Flowers & Construction
I haven’t written a journal entry for Parsley & Rue in some time. Running a business (and a life) felt fast and full and, sometimes, teetering on the edge of chaos. For example, the last few months our home has been under renovation, so I’ve spent a good deal of time sequestered in our bedroom with our two dogs. For them this was heaven: for once they were allowed up on the bed, and to make things even better, one of their humans was up on the bed with them. I was back to working with my laptop on my lap (giving the name of the computer new meaning) while just outside the door were strange men banging and sawing and hammering and drilling and filling our house up with dust, mess, and a strong sense of displacement, and, sometimes, danger. I locked the dogs and I into the room in the morning—especially on those days when a worker I had never seen before suddenly emerged from around the corner, mallet or drill in hand.
My buckets of flowers were on our bedroom carpet, leaving wet circles that I attacked with towels to try to avoid mold and stink. The flowers and foliage looked so out of place there in the bedroom, especially the long, woody branches that seemed to grow longer every moment in the strange space, catching their brittle tips in the closet doors, or on my sweater, or in the fluffy tails of our dogs. The late-autumn roses looked too formal, too colorful, too fancy there between our bed and the dresser. The snapdragons and late-season delphinium far too tall and lofty. The buckets themselves looked grimy even though they were clean. Everything was out of place and yet life, and business, continued.

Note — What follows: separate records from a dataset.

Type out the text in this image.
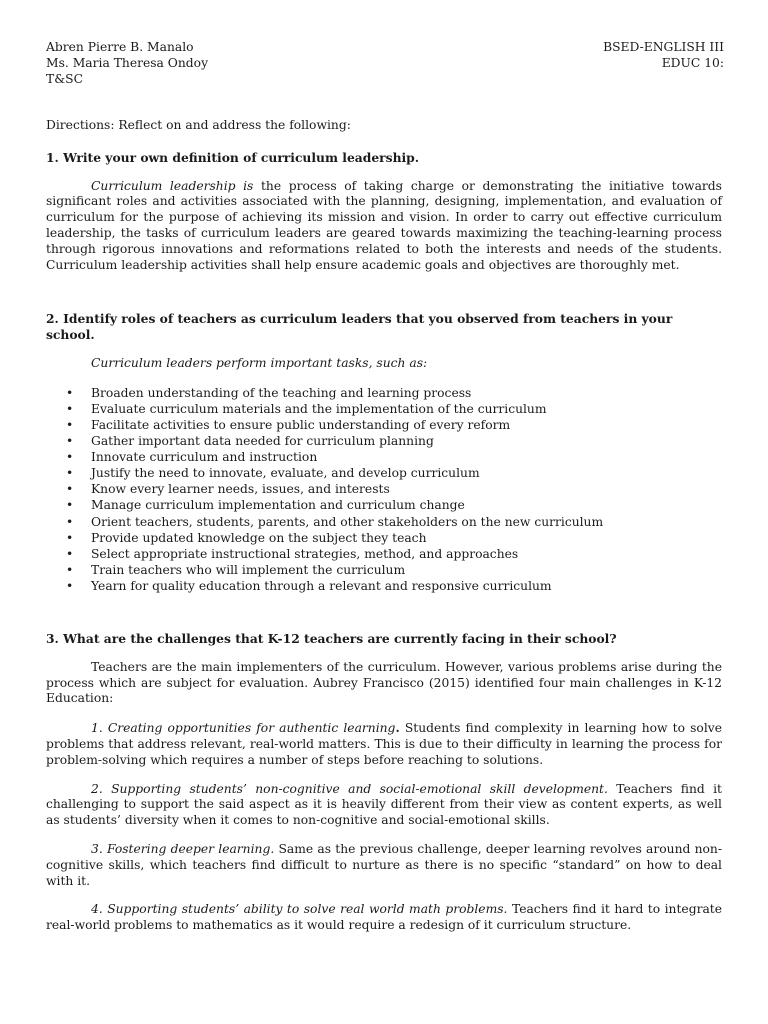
Abren Pierre B. Manalo	BSED-ENGLISH III
Ms. Maria Theresa Ondoy	EDUC 10:
T&SC

Directions: Reflect on and address the following:

1. Write your own definition of curriculum leadership.

Curriculum leadership is the process of taking charge or demonstrating the initiative towards significant roles and activities associated with the planning, designing, implementation, and evaluation of curriculum for the purpose of achieving its mission and vision. In order to carry out effective curriculum leadership, the tasks of curriculum leaders are geared towards maximizing the teaching-learning process through rigorous innovations and reformations related to both the interests and needs of the students. Curriculum leadership activities shall help ensure academic goals and objectives are thoroughly met.

2. Identify roles of teachers as curriculum leaders that you observed from teachers in your school.

Curriculum leaders perform important tasks, such as:

• Broaden understanding of the teaching and learning process
• Evaluate curriculum materials and the implementation of the curriculum
• Facilitate activities to ensure public understanding of every reform
• Gather important data needed for curriculum planning
• Innovate curriculum and instruction
• Justify the need to innovate, evaluate, and develop curriculum
• Know every learner needs, issues, and interests
• Manage curriculum implementation and curriculum change
• Orient teachers, students, parents, and other stakeholders on the new curriculum
• Provide updated knowledge on the subject they teach
• Select appropriate instructional strategies, method, and approaches
• Train teachers who will implement the curriculum
• Yearn for quality education through a relevant and responsive curriculum

3. What are the challenges that K-12 teachers are currently facing in their school?

Teachers are the main implementers of the curriculum. However, various problems arise during the process which are subject for evaluation. Aubrey Francisco (2015) identified four main challenges in K-12 Education:

1. Creating opportunities for authentic learning. Students find complexity in learning how to solve problems that address relevant, real-world matters. This is due to their difficulty in learning the process for problem-solving which requires a number of steps before reaching to solutions.

2. Supporting students’ non-cognitive and social-emotional skill development. Teachers find it challenging to support the said aspect as it is heavily different from their view as content experts, as well as students’ diversity when it comes to non-cognitive and social-emotional skills.

3. Fostering deeper learning. Same as the previous challenge, deeper learning revolves around non-cognitive skills, which teachers find difficult to nurture as there is no specific “standard” on how to deal with it.

4. Supporting students’ ability to solve real world math problems. Teachers find it hard to integrate real-world problems to mathematics as it would require a redesign of it curriculum structure.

One day I couldn’t take the noise and smallness of the room any longer and opened our bedroom curtains so I could see a sliver of rhododendron, camellia bush, blue sky. I began a design for a customer and had just placed the foundational foliage, and the first focal flowers. For the first time in weeks I was almost—just barely—hitting my usual creative design zone. A cardinal flew past the window and I glanced up, almost—just barely—feeling my normal awe. But then a face appeared on the other side of the window. A worker. I jumped, startled out of my almost-reverie. He was gesticulating and pointing to the door. I helped him with his issue and then slunk back into the bedroom, locking the door behind me and then, closing the curtains I had so hopefully opened just minutes before. The birds and leaves and blue sky disappeared. The dogs stopped wrestling and collapsed on the bed like washed-up flotsam, exhausted. I finished that design in the dim overhead light and too-bright bedside lamplight. I was happy with the design, but I can’t say I had hit my stride. If florals could talk, I thought, and tell people the environment in which their design had been created, what would my clients think? Would they suddenly find the design lacking, if they knew it was done on a tiny table in a semi-dark room with two wrestling dogs, drywall dust sifting in from under the door, with the deafening whirr, bang, crash of construction and a designer who hadn’t showered in three days because her only bathroom was torn apart and still had not been put back together? It made me wonder: is our perception of beauty conditional? What are those conditions?
Just yesterday we finally got our house back to ourselves, and back in order. The contractor was problematic and had left a sour taste in our mouths, but I didn’t even care because I was so happy to have room, and privacy, again. The studio aka garage where I used to design had been turned into a bedroom, and my floral supplies moved to a downstairs storage room. I had never had my supplies inside before and the ease was unexpected and nice. I no longer had a studio but now I had an office, for the first time. I’m writing here in that office right now.
An order came in last night and I had a lovely back-and-forth email exchange with the sender in almost total quiet. Quiet. I can hear myself think again and what I’m thinking is that the last few months have been deeply odd. Bringing water and buckets and chicken wire and snips and flower food and, especially, foliage and flowers into the cramped, dark, increasingly dog-smelling space of our carpeted bedroom for forty days made me realize that nature has given us something so incredibly special with flowers. The fact they looked wrong and too-bright, too-colorful, too-elegant, too-luxe in my bedroom amid the dust and noise just went to show that they are inherently gorgeous, satisfying something in us that we may not even know needs satisfying. Did they bring beauty to my crummy bedroom? Yes, unequivocally. But they also were a lot, as my teen would say. They belonged on a better stage: in the garden, or on a table, or arching over people in love, or being held in the hands of a child, or on the casket of a much-loved one. They are like all other living beings: they need light and air and space and, above all, others who cherish them. That’s where their inherent, wildly abundant beauty really shines. So, does this mean Irish author Margaret Wolfe Hungerford was right, that beauty is in the eye of the beholder? –I always interpreted that as meaning beauty is subjective. But now I wonder if perhaps beauty doesn’t become beauty unless and until it is seen by another. Experienced by another. Even though the flowers in my bedroom seemed too much for the space they were in, like a tropical bird trapped in an attic, there is no denying that the flowers didn’t take on the dust and dinge of the room; they shone out from within it. Because I was there to see the contrast. I’m not missing the chaos of the construction, but I sure am thankful I had the chance to learn yet another thing, something new, about these plants I so love. About beauty.